Radikal yazarı Akif Beki, Orhan Miroğlu'nu savundu, başta Nuray Mert olmak üzere birçok yazara fena vurdu...
İşte Radikal yazarı Akif Beki’nin bugünkü köşe yazısı...
Kişiliğim olmadan asla!
İnkâr ve asimilasyon döneminde kimliği için mücadele etmiş, bu uğurda bedel ödemiş, sevda dahil her şeye bu yüzden geç kalmış, baharında hayatı ıskalamış bir Kürt aydını Orhan Miroğlu. Diyarbakır Cezaevi’ndeki cehennem günlerinde bile boynuna ‘Ben bir hiçim’ levhasını astırmamış ama. Bu kez boynuna o levhayı dost bildikleri asmaya çalışıyor. Miroğlu, aidiyetleri içinde kişiliğini yaşatma kavgası veriyor. Hiçleştirmek; şahsi fikre, kişisel görüşe hayat hakkı tanımamaktır. Ölmeden önce ölmektir hiçleştirilmek, ruhunu Rahman’dan önce otoriteye teslim etmektir.
Orhan Miroğlu’nu kişiliksizleştirmek için kampanya yürütüyorlar. Kürt siyasetinde iktidar olan görüşe yamanmış karakter suikastcıları, sonradan yanaşma kalemler, devşirme Nikitalar bile var bu hiçleştirme seferine katılanlar arasında.
Siyasi hareketlerde, hatta fikir çevrelerinde sıkça gördüğümüz tahammülsüzlük örnekleri masum kalır Miroğlu’na yapılanların yanında. Grup içinde çeşitliliği zinhar barındırmayan, aykırı görüşleri kesinlikle yaşatmayan, farklı sesleri acımasızca bastıran, bağımsız kişilikleri görüldüğü yerde ezen tektipleştirme çarkları yine devrede. Kendi olana, ayrı durana müsamahası yok Şark otoritesinin. Kendinde fena bulan, hâkim grup düşüncesinde yok olan makbul.
Her kim müstakil şahsiyet geliştirir, kişisel kanaat beyan etme gafletine düşer, kendi olmaya yeltenirse derhal sindirme ve imha saldırılarına uğruyor. Bireyleri özgürleştirmek, bir eski zaman efsanesi sanki. Emir kulları mezbeleliğine dönüyor her yanımız.

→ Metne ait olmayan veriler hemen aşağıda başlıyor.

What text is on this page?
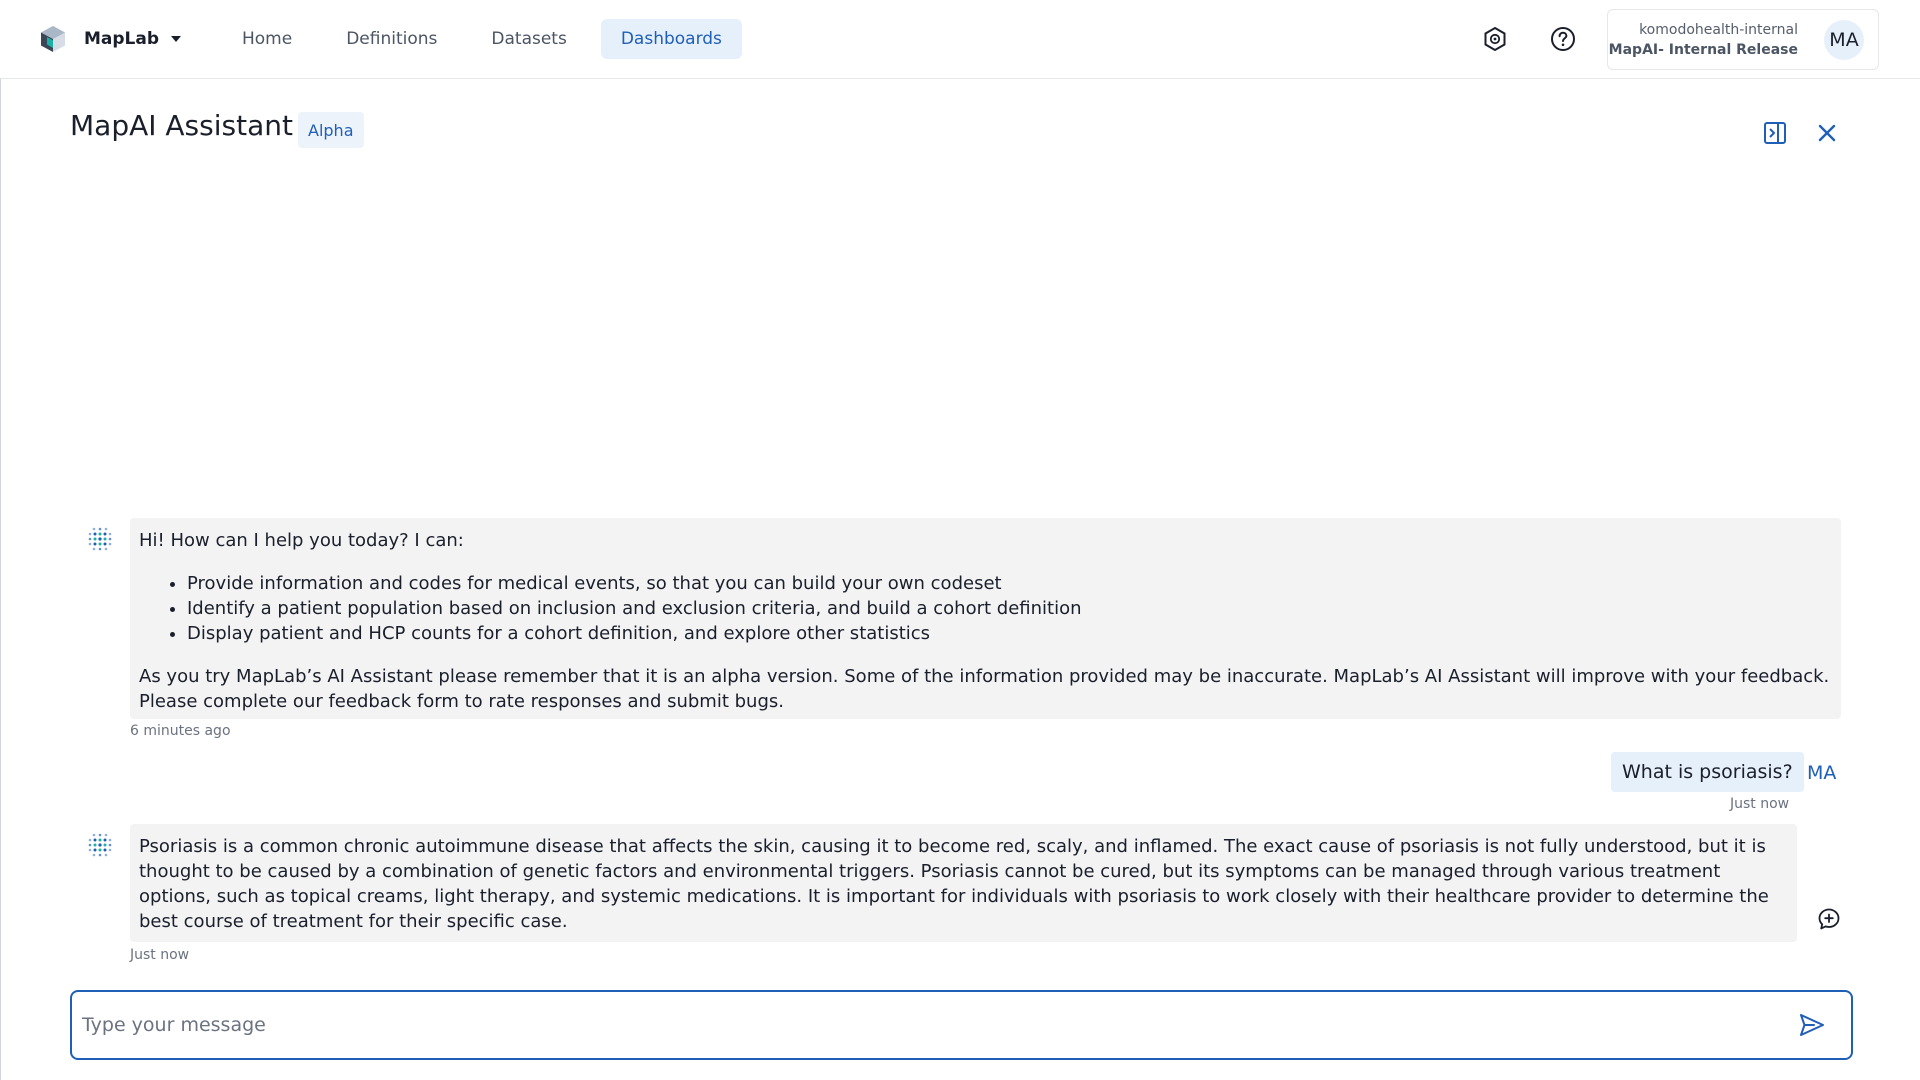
MapLab	Home	Definitions	Datasets	Dashboards	komodohealth-internal
MapAI- Internal Release MA
MapAI Assistant Alpha
Hi! How can I help you today? I can:
• Provide information and codes for medical events, so that you can build your own codeset
• Identify a patient population based on inclusion and exclusion criteria, and build a cohort definition
• Display patient and HCP counts for a cohort definition, and explore other statistics
As you try MapLab’s AI Assistant please remember that it is an alpha version. Some of the information provided may be inaccurate. MapLab’s AI Assistant will improve with your feedback. Please complete our feedback form to rate responses and submit bugs.
6 minutes ago
What is psoriasis? MA
Just now
Psoriasis is a common chronic autoimmune disease that affects the skin, causing it to become red, scaly, and inflamed. The exact cause of psoriasis is not fully understood, but it is thought to be caused by a combination of genetic factors and environmental triggers. Psoriasis cannot be cured, but its symptoms can be managed through various treatment options, such as topical creams, light therapy, and systemic medications. It is important for individuals with psoriasis to work closely with their healthcare provider to determine the best course of treatment for their specific case.
Just now
Type your message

Gücü eline geçiren, kayıtsız şartsız itaat bekliyor. Yalnız, Başbakan’a dokunmayı ibadet sayan AK Partilinin durumu farklı. Onunki düpedüz kişilik intiharı. Kişiliksizliği tercih etmek; şahsiyetinden, bireysel varlığından, özgür düşüncesinden gönüllü olarak feragat etmek karakter tahlillerinin konusu. Orhan Miroğlu gibi sağlam karaktarlerse özgür seçim hakkından vazgeçmeyi reddettikleri için hiçleştirilmek isteniyor.

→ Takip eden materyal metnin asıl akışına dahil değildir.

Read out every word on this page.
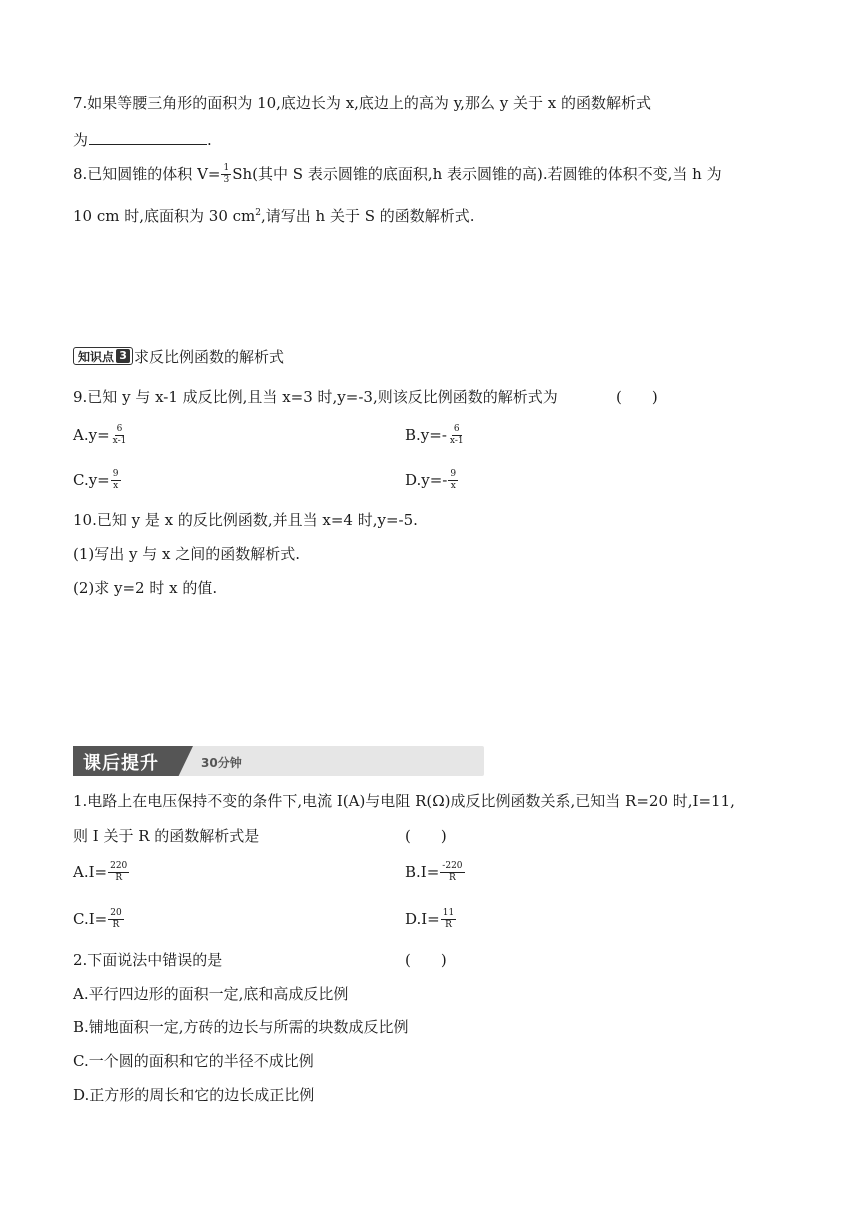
7.如果等腰三角形的面积为 10,底边长为 x,底边上的高为 y,那么 y 关于 x 的函数解析式
为	.
8.已知圆锥的体积 $V= \frac{1}{3} Sh$(其中 S 表示圆锥的底面积,h 表示圆锥的高).若圆锥的体积不变,当 h 为
10 cm 时,底面积为 30 $cm^2$,请写出 h 关于 S 的函数解析式.
知识点 3 求反比例函数的解析式
9.已知 y 与 x-1 成反比例,且当 x=3 时,y=-3,则该反比例函数的解析式为	(　　)
$A.y= \frac{6}{x-1}$	$B.y=- \frac{6}{x-1}$
$C.y= \frac{9}{x}$	$D.y=- \frac{9}{x}$
10.已知 y 是 x 的反比例函数,并且当 x=4 时,y=-5.
(1)写出 y 与 x 之间的函数解析式.
(2)求 y=2 时 x 的值.
课后提升	30分钟
1.电路上在电压保持不变的条件下,电流 I(A)与电阻 R(Ω)成反比例函数关系,已知当 R=20 时,I=11,
则 I 关于 R 的函数解析式是	(　　)
$A.I= \frac{220}{R}$	$B.I= \frac{-220}{R}$
$C.I= \frac{20}{R}$	$D.I= \frac{11}{R}$
2.下面说法中错误的是	(　　)
A.平行四边形的面积一定,底和高成反比例
B.铺地面积一定,方砖的边长与所需的块数成反比例
C.一个圆的面积和它的半径不成比例
D.正方形的周长和它的边长成正比例
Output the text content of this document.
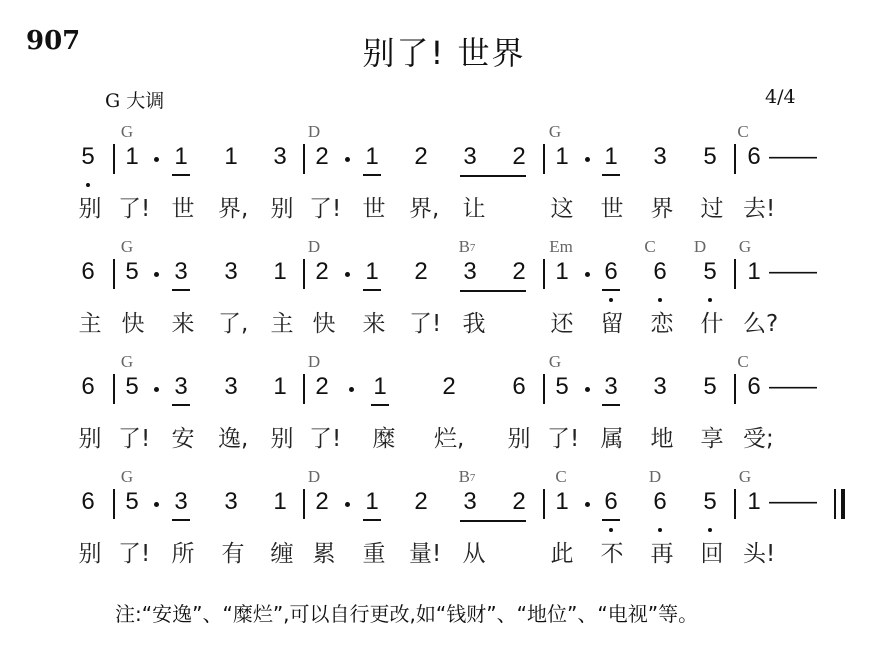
907	别了! 世界
G 大调	4/4
G	D	G	C
5 1 1 1 3 2 1 2 3 2 1 1 3 5 6 — —
别 了! 世 界, 别 了! 世 界, 让	这 世 界 过 去!
G	D	$B_7$	Em	C D G
6 5 3 3 1 2 1 2 3 2 1 6 6 5 1 — —
主 快 来 了, 主 快 来 了! 我	还 留 恋 什 么?
G	D	G	C
6 5 3 3 1 2 1 2 6 5 3 3 5 6 — —
别 了! 安 逸, 别 了! 糜 烂, 别 了! 属 地 享 受;
G	D	$B_7$	C	D	G
6 5 3 3 1 2 1 2 3 2 1 6 6 5 1 — —
别 了! 所 有 缠 累 重 量! 从	此 不 再 回 头!
注:“安逸”、“糜烂”,可以自行更改,如“钱财”、“地位”、“电视”等。
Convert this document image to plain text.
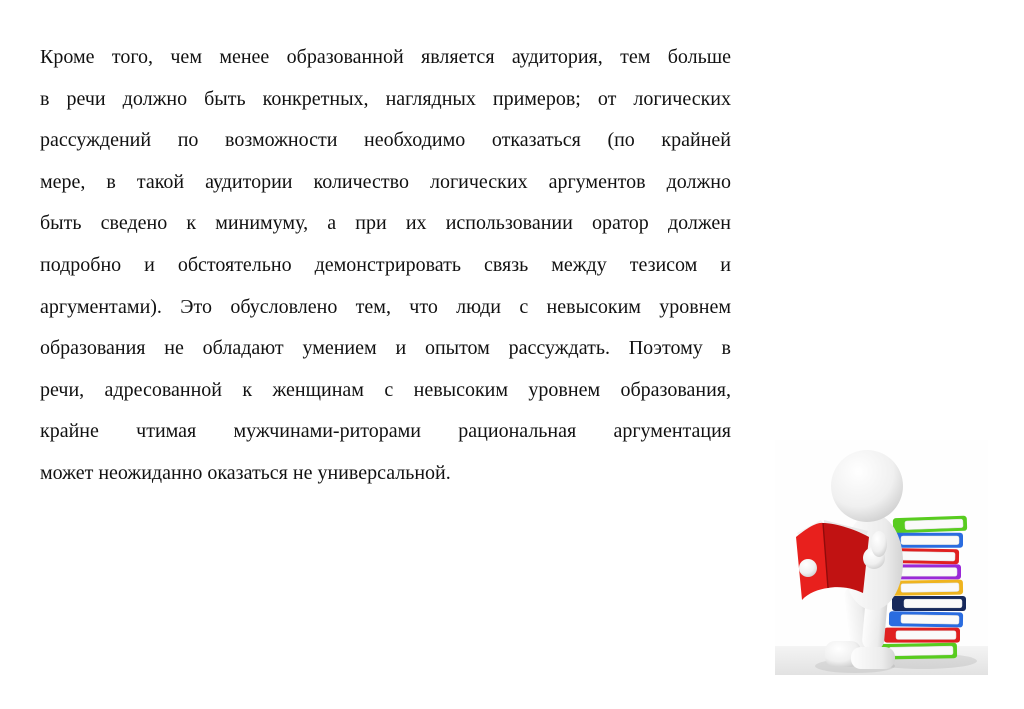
Кроме того, чем менее образованной является аудитория, тем больше
в речи должно быть конкретных, наглядных примеров; от логических
рассуждений по возможности необходимо отказаться (по крайней
мере, в такой аудитории количество логических аргументов должно
быть сведено к минимуму, а при их использовании оратор должен
подробно и обстоятельно демонстрировать связь между тезисом и
аргументами). Это обусловлено тем, что люди с невысоким уровнем
образования не обладают умением и опытом рассуждать. Поэтому в
речи, адресованной к женщинам с невысоким уровнем образования,
крайне чтимая мужчинами-риторами рациональная аргументация
может неожиданно оказаться не универсальной.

Otoriter örgüt geleneğinde buna ‘özeleştirisini vermek’ diyorlar. Yani kişinin kendini aşağılaması, bir hiç olduğunu itiraf etmesi, bağımsız kişiliğini inkâr etmesi. Ancak otoritenin sadık bir emir kulu olarak varlığının anlama kavuştuğunu bilmesi. Bireylere başka bir varlık alanı tanımıyor kolektif güç tasavvuru.

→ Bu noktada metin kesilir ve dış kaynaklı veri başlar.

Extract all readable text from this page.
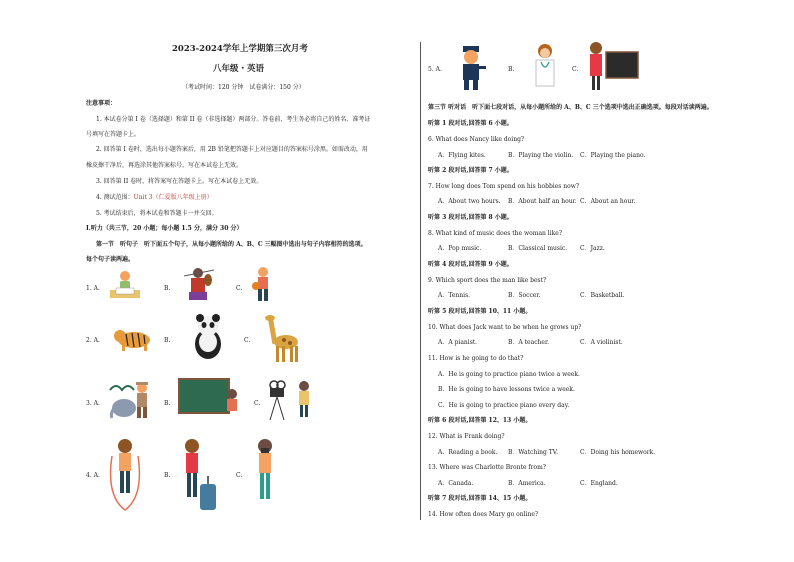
2023-2024学年上学期第三次月考
八年级・英语
（考试时间：120 分钟　试卷满分：150 分）
注意事项：
1. 本试卷分第 I 卷（选择题）和第 II 卷（非选择题）两部分。答卷前，考生务必将自己的姓名、准考证
号填写在答题卡上。
2. 回答第 I 卷时，选出每小题答案后，用 2B 铅笔把答题卡上对应题目的答案标号涂黑。如需改动，用
橡皮擦干净后，再选涂其他答案标号。写在本试卷上无效。
3. 回答第 II 卷时，将答案写在答题卡上。写在本试卷上无效。
4. 测试范围：Unit 3（仁爱版八年级上册）
5. 考试结束后，将本试卷和答题卡一并交回。
Ⅰ.听力（共三节，20 小题；每小题 1.5 分，满分 30 分）
第一节　听句子　听下面五个句子，从每小题所给的 A、B、C 三幅图中选出与句子内容相符的选项。
每个句子读两遍。
1. A.	B.	C.
2. A.	B.	C.
3. A.	B.	C.
4. A.	B.	C.
5. A.	B.	C.
第三节 听对话　听下面七段对话，从每小题所给的 A、B、C 三个选项中选出正确选项。每段对话读两遍。
听第 1 段对话,回答第 6 小题。
6. What does Nancy like doing?
A．Flying kites.	B．Playing the violin. C．Playing the piano.
听第 2 段对话,回答第 7 小题。
7. How long does Tom spend on his hobbies now?
A．About two hours. B．About half an hour. C．About an hour.
听第 3 段对话,回答第 8 小题。
8. What kind of music does the woman like?
A．Pop music.	B．Classical music. C．Jazz.
听第 4 段对话,回答第 9 小题。
9. Which sport does the man like best?
A．Tennis.	B．Soccer.	C．Basketball.
听第 5 段对话,回答第 10、11 小题。
10. What does Jack want to be when he grows up?
A．A pianist.	B．A teacher.	C．A violinist.
11. How is he going to do that?
A．He is going to practice piano twice a week.
B．He is going to have lessons twice a week.
C．He is going to practice piano every day.
听第 6 段对话,回答第 12、13 小题。
12. What is Frank doing?
A．Reading a book. B．Watching TV.	C．Doing his homework.
13. Where was Charlotte Bronte from?
A．Canada.	B．America.	C．England.
听第 7 段对话,回答第 14、15 小题。
14. How often does Mary go online?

Merak ediyorum, acaba Van’daki BDP kampına katılan sol blok adaylarının da özeleştiri vermeleri gerekecek mi? Demokratik özerklik ilanını kıyısından köşesinden eleştiren Altan Tan’dan nedamet yemini, Şerafettin Elçi’den pişmanlık ikrarı, Ertuğrul Kürkçü’den tövbeler tövbesi bekliyor mudur âlicenapları?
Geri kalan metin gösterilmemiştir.